Neural networks are designed to be the composition of input-output layers (functional composition) hence the simple renewal model is just a chain of commonly used NN layers with a Poisson link at the end.
The main potential wins here are (IMO):
Neural networks are fun and have plenty of libraries, and naturally promote compositional modelling in terms of function compositions (i.e. layers)
NNs are popular and have lots of compute tricks that people have spent a lot of time on (e.g. efficient adjoints, GPU kernels, optimised compute/AD libraries like Reactant.jl etc etc)

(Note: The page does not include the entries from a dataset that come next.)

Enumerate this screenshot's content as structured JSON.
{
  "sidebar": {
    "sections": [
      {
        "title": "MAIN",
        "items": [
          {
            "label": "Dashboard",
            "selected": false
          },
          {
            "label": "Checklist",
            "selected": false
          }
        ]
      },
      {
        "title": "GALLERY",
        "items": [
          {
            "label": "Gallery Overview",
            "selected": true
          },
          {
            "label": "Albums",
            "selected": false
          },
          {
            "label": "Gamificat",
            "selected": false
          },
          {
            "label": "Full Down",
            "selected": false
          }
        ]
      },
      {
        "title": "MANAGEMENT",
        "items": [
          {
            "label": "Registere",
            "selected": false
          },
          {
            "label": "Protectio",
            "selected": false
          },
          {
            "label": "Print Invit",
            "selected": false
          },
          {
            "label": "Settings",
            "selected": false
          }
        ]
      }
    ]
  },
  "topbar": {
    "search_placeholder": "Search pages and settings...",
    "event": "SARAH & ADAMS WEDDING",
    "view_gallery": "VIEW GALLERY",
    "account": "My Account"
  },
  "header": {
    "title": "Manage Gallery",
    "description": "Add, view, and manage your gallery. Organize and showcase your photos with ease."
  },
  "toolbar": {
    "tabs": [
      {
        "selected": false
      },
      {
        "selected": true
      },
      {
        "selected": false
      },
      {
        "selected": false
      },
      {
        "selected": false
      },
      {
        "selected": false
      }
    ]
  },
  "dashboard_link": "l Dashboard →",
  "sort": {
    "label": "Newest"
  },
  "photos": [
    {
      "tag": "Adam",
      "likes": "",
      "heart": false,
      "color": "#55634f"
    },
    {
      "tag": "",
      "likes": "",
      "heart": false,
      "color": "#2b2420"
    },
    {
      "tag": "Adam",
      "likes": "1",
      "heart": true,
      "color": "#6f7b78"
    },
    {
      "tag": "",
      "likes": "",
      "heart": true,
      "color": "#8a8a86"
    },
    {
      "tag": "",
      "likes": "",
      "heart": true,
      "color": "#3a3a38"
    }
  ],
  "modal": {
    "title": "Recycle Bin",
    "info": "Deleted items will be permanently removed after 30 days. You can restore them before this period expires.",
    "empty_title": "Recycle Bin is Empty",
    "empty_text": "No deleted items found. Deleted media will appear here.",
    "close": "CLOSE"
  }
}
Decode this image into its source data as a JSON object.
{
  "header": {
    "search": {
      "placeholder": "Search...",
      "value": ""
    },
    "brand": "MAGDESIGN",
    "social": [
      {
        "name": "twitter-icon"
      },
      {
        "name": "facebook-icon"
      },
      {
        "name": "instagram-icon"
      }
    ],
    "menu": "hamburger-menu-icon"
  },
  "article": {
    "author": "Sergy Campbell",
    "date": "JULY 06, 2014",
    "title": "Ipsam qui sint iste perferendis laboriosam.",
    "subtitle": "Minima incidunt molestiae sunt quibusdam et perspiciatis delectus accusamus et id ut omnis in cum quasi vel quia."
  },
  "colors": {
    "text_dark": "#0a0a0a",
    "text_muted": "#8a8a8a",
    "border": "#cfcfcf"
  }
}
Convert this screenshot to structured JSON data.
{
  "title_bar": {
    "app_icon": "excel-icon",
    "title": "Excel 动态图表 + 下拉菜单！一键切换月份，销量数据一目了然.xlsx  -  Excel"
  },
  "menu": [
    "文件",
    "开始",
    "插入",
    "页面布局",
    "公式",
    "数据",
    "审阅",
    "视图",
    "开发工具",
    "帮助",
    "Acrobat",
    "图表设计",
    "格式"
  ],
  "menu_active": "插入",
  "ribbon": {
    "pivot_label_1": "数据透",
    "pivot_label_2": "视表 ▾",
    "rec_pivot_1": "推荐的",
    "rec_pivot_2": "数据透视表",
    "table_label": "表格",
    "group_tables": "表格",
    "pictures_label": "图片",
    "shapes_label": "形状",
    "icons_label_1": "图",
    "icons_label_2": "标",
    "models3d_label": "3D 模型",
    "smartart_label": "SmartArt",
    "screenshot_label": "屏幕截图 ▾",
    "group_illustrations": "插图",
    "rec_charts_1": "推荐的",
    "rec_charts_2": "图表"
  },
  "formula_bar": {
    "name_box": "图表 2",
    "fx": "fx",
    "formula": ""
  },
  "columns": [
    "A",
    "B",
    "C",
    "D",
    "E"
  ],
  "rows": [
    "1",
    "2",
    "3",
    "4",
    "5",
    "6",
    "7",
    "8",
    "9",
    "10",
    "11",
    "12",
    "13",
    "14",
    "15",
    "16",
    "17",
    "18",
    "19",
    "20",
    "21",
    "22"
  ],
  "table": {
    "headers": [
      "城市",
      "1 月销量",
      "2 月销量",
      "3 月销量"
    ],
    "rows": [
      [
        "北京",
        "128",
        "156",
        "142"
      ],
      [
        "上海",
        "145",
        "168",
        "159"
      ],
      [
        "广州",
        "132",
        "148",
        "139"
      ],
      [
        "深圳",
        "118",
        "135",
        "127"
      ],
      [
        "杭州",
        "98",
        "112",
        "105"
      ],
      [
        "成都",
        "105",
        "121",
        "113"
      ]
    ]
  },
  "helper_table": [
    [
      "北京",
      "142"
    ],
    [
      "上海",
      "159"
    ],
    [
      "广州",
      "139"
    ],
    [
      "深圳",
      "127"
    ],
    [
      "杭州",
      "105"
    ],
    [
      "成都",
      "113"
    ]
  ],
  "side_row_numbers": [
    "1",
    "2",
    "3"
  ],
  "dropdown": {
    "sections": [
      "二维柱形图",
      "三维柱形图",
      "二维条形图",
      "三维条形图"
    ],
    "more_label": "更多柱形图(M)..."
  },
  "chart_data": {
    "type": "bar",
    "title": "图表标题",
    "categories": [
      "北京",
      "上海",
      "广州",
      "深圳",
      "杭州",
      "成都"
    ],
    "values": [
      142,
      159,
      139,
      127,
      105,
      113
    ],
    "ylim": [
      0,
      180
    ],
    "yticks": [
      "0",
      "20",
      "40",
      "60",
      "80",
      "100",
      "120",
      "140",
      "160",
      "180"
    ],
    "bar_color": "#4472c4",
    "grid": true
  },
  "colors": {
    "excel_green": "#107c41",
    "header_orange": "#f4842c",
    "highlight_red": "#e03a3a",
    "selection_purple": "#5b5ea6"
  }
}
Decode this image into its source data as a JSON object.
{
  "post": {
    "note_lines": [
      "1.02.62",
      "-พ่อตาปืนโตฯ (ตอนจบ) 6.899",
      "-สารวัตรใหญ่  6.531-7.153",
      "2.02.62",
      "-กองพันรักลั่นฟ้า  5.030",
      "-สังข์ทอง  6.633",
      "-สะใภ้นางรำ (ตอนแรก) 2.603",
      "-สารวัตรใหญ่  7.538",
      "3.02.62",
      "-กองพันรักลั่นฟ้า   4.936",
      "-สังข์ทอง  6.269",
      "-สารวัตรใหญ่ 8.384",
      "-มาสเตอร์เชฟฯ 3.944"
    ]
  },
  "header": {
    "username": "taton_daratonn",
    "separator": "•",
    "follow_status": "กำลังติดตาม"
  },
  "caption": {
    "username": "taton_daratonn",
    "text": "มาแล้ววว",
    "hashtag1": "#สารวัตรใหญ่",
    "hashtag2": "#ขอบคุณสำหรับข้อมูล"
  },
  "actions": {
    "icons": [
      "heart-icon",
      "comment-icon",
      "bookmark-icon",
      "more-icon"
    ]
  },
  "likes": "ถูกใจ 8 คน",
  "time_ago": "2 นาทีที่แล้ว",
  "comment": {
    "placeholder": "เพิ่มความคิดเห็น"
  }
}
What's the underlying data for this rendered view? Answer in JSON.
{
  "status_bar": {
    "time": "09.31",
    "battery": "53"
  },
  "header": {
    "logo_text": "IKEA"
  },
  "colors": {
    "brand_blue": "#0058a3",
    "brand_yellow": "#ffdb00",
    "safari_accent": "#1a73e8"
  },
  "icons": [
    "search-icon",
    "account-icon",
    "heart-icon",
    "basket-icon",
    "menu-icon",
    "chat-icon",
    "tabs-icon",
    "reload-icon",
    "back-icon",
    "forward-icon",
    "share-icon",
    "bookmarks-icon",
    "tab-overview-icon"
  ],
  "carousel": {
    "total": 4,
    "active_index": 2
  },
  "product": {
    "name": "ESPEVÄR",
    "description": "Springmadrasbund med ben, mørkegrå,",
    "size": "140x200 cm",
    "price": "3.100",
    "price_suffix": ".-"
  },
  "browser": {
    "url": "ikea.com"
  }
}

I have some real scrappy code I did quick by shouting at claude, that I’m not yet going to put on main of even a “try things out” repo. This fuses the ideas I’ve outlined above using the NN library Lux.jl (my current fav NNlib in Julia)
This looks great Sam and I agree there is a lot of potential here. As we threw back and forth in the composability work Lux.jl and other NN packages also other a ready made solution to composabiltiy and so are attractive in terms of that.
Something else to note is that it is quite common to represent AR processes as NN where you have time varying parameters on the AR. As the renewal is a constrained AR that also suggests this is a natural thing to do (@OvertonC and I were chat about this earlier today). You could also make it so that Rt is modelled as time-varying AR with the renewal as an AR and generation time weights also time evolving.
I think you should be able to represent ascertainment using this approach fairly easily as well which is pretty neat.
Nice links. I’d need to more than glance to be sure, but at a glance, putting the renewal equation solve in is like a simple special case of the mechanistic layer in the first linked paper.
The way I’m thinking about this is:
One route is to make the dynamics “NN-ified”, thats this toy model and the first link. The upsides are unified familiar compute frameworks plus potential under the hood optimizations.
Another route is to take a NN and “dynamic-ify” it. The upsides are the huge amounts of adaptive solver work that have gone into ODE solvers and their adjoint systems. This was the original motivation of Neural Ordinary Differential Equations i.e. why have a recurrent layer and try and tune the number of recurrence steps when you can outsource this to a adaptive solver.